Nathan Muir is an experienced CIA operative who first enlists the help of Bishop during the Vietnam war to assassinate a Viet Cong general. Demonstrating amazing determination and strength in the face of danger, Muir decides that Bishop is a “natural” for the CIA. But rather than simply inviting Bishop to join the agency in its mission to serve our nation, Muir manipulates Bishop’s life and increasingly isolates him until he is emotionally and relationally vulnerable before he makes his offer.
It is this manipulation of Bishop that creates the repulsive moral morass in which all the later action is set. Although Muir has a moment when he asks if anyone can tell the good guys from the bad ones, it is clear that this film sees little difference. Everyone is presented not only as flawed human beings, but also as self-serving, manipulative, egotistical and willing to destroy the lives, reputations and worth of others.
The telling of the tale is done from an historical perspective. Bishop has 24 hours to live having been foiled in his attempt to rescue the only person he has ever loved, Elizabeth Hadley (Catherine McCormack). During that 24 hours we are taken through a twenty year relationship in which we experience the creation and education of Bishop’s spy career.
Though we won’t spoil the intrigue of the film, one of the most touching moments is when Bishop gives Muir a gift of a whisky flask in a restaurant in Beirut during the middle of a conflict.
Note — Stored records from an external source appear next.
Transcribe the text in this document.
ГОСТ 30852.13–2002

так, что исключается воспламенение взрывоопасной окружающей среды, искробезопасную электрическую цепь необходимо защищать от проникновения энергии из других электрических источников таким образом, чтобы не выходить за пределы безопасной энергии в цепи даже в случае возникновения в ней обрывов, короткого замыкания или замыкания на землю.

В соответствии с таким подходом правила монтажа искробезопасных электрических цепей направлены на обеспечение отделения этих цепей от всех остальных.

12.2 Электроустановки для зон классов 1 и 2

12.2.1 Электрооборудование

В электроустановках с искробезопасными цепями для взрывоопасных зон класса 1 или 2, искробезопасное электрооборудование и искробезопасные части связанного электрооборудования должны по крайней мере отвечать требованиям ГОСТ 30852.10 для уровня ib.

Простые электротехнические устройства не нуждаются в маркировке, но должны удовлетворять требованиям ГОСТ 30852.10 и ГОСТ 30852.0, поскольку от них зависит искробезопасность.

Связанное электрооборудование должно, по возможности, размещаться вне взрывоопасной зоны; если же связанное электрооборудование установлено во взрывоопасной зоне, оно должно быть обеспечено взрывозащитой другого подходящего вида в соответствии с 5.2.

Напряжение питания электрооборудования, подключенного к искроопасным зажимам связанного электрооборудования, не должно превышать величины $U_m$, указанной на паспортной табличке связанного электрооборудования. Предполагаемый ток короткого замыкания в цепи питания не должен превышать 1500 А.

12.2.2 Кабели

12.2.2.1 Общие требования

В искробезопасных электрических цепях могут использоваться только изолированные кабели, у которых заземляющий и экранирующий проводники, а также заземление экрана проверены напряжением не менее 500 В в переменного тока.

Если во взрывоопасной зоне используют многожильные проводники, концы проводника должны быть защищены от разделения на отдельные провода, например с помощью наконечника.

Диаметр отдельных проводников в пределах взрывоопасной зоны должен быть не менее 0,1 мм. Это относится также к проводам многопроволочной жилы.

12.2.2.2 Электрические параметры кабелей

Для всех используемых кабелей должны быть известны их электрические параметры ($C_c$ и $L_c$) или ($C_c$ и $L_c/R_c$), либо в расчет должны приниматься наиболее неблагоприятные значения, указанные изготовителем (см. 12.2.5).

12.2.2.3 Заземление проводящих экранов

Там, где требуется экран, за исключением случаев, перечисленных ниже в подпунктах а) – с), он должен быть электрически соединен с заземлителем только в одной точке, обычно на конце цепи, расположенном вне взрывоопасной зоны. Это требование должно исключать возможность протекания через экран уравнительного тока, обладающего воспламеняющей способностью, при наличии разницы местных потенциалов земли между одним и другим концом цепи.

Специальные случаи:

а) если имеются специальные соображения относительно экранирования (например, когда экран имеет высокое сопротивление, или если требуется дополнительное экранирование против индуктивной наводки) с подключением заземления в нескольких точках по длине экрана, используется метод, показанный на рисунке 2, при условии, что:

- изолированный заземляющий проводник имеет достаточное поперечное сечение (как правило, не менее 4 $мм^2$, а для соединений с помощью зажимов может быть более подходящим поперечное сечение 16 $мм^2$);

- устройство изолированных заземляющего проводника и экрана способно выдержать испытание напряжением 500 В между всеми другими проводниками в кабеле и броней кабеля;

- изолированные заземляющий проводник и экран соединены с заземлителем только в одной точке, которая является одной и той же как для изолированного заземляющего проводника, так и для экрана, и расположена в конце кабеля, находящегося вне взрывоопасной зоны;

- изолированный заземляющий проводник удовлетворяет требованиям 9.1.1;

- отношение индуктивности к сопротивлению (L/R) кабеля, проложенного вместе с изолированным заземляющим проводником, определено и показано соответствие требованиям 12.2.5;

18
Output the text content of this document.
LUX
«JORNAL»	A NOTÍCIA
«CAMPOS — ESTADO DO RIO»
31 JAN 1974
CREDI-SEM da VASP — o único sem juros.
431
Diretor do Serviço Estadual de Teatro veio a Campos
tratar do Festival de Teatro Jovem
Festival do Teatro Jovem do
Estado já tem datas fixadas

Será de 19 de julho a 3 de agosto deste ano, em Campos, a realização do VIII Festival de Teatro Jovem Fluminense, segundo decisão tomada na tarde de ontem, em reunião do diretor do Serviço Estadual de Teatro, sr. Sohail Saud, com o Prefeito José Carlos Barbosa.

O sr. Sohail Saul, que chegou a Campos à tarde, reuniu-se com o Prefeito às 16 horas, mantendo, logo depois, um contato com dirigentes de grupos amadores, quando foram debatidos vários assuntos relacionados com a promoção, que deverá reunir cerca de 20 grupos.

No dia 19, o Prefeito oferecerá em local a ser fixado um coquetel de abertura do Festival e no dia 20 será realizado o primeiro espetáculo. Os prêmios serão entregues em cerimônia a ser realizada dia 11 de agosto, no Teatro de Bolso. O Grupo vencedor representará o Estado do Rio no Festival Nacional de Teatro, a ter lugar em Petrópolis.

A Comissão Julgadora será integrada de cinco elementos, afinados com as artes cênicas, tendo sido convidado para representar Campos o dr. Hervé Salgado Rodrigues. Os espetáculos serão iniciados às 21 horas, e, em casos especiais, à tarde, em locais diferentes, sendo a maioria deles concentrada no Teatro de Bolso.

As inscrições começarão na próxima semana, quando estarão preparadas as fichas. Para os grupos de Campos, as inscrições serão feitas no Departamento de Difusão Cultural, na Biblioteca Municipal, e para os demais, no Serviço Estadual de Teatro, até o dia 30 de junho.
Obviously looking to Muir as more than a business associate, it is clear that Bishop looks up to Muir as a father-figure and guide to his life.
This trust is misplaced. Moments later, in an act that can only be described as evil, Muir betrays Bishop and removes Elizabeth from his life and deceives him. Though we are not told whether Bishop knew of this betrayal, he nevertheless decides at that moment to remove himself from Muir and join another operation with the Agency.
Though humans are capable of tremendous evil in which operatives are willing to kill thousands of people for various reasons, the darkness of “Spy Game” requires some form of spiritual light far greater than the redemption attempted by Muir and the sacrifice he makes for Bishop.
When human life is only an “asset” that one uses in a “game” of life, then we are all in danger of becoming far less than we were created to be.